2021 May 6
It is no new news that Sri Lanka is known for its wanton fury driving. A casual bump here and an accidental knock there are something of a common sight on local roads. In many instances, drivers must look to their quick-wit and fast reflexes, and anticipate when, where and how another vehicle might react. In this context, the common catchphrase “rules are meant to be broken” is taken quite literally.
The need to abide by road laws and regulations has never been more important, with the number of deaths and fatalities increasing each year. Yet, even the most fundamental rules that every licensed driver is educated with tend to be ‘overlooked’ or ‘forgotten’.
Such rules in Sri Lanka include:
Overtaking must be done from the right lane
As of 2019, a driver can be spot-fined LKR. 2,000 or have a case filed for not adhering to the rules when overtaking. In addition, if the driver attempts to overtake without a clear view of the road ahead, it is considered a common offence.
In addition to this, overtaking in Sri Lankan highways should be done using the inner lane (3rd or 4th lane) and the outer lanes should be only used for driving and not overtaking.
Maintaining the designated speed limit
The speed limit in Sri Lanka varies depending on the type of vehicle and the area. In urban areas and within city limits, the speed limit is 40km/h for motorbikes and heavy vehicles, whilst for cars and light vehicles, it is 60km/h. Beyond the city, the speed limit is 40km/h for motorbikes, 60km/h for motor coaches and heavy vehicles, and 70 km/h for cars and light vehicles.
Left lane discipline
Although one of the oldest laws in the book, many motorists violate the left lane rule, often worming their way onto the right lane through which on-coming traffic runs. Violation of left lane discipline can either result in a spot fine of LKR. 2,000 or having a case filed in court.
Parking in designated parking zones
In many areas, especially within the heart of Colombo, you would find motorists scrambling to find a spot to park, whether it be on the sidewalk, or simply in no-parking areas. Vehicles are often parked halfway onto the road, which can make it difficult for other motorists to maintain left-lane discipline. In accordance with the Motor Traffic Act, as well as the National Highways Act, any motorist whose vehicle is parked in an unauthorised zone will be at risk of having their vehicle towed or facing legal action.
Pedestrian Crossing Law
When it comes to ensuring road safety, there is a responsibility on the parts of both motorists and pedestrians equally. It is imperative that all motorists exercise caution and stop at the signal lights at pedestrian crossings.
Likewise, it is also essential for pedestrians to ensure that they only cross the road at marked pedestrian crossings when the pedestrian signal turns green. Attempting to jaywalk or cross at any arbitrary point on the road is highly dangerous to both the pedestrian and the motorists.

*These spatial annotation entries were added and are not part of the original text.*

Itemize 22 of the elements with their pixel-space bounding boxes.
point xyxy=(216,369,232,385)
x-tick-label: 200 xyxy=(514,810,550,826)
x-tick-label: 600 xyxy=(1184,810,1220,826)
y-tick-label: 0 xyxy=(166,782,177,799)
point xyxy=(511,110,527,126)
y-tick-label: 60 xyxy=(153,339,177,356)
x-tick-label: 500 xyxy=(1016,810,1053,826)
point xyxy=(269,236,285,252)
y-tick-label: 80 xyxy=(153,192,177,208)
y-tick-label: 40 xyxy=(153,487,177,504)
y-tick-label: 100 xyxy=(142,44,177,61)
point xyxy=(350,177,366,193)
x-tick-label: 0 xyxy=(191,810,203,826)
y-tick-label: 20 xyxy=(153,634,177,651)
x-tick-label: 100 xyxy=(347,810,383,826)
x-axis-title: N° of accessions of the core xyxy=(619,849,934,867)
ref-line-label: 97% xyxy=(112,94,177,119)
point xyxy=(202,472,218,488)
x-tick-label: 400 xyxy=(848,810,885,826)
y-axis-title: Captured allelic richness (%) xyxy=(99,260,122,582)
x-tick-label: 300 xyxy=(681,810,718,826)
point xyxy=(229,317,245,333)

Crossing the solid line is illegal
Under no circumstances can the single white line or double white lines be crossed. In most instances, if there is a cop on the lookout, you are most likely to get caught. However, this violation still goes unnoticed.

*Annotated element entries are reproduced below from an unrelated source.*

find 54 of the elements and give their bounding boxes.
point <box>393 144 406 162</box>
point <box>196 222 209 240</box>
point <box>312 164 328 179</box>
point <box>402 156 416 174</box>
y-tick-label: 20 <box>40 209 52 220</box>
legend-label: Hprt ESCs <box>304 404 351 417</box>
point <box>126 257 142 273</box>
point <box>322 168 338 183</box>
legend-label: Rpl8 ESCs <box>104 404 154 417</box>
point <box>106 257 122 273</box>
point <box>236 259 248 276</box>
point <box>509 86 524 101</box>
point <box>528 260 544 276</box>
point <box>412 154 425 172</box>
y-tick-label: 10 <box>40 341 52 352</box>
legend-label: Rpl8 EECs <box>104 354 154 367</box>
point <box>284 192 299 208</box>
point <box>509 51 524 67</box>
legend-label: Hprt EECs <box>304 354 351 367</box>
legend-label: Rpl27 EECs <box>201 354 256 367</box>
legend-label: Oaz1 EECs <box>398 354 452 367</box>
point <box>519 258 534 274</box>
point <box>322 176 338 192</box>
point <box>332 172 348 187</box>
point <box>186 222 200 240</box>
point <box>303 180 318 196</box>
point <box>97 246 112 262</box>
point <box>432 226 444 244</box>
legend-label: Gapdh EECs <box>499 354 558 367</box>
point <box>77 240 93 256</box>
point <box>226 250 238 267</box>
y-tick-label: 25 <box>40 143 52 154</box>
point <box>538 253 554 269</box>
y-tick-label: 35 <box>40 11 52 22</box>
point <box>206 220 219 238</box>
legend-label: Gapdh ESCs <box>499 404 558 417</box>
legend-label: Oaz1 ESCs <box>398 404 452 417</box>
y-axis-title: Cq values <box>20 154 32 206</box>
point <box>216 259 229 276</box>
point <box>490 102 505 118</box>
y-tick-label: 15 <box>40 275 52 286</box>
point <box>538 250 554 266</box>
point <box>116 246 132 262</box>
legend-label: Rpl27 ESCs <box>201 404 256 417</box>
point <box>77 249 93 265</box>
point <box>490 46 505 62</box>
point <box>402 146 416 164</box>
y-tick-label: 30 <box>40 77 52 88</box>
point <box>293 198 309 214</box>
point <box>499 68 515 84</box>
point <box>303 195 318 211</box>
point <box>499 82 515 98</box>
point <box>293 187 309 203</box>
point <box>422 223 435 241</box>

‘Nose diving’ at traffic light signals
At red light signals, you can sometimes find motorists creeping in and moving past the assigned white line, and some of them even stop where there is moving traffic instead of waiting behind the designated marking.
Following road signs
Many road accidents are a result of not paying attention to road signs, markings or signals. On certain occasions, motorists voluntarily ignore such signs or are uneducated on the meanings of them. Examples of such instances are taking a U-turn when there is a sign that clearly states no U-turn, driving in the opposite direction of a one-way lane and not paying attention to a sign that denotes a ‘slippery road ahead’.
The extent to which these basic laws are observed by drivers is often put into question and suggests the need to ensure that all citizens are educated on local road rules. The first two months of the year 2021 alone had seen 3,556 road accidents, out of which 959 were vehicle damages, 1560 were minor injuries, 569 were serious accidents and 374 were fatal accidents. Then last month, in April, there were a staggering 1,959 road accidents reported. The number of deaths caused by these accidents stood at 205, whilst 1,259 people were injured.
The phrase “eyes on the road” has never been proven more essential than in such a setting here in Sri Lanka and only further iterates the need to follow all road rules and regulations for the safety of yourself and those around you.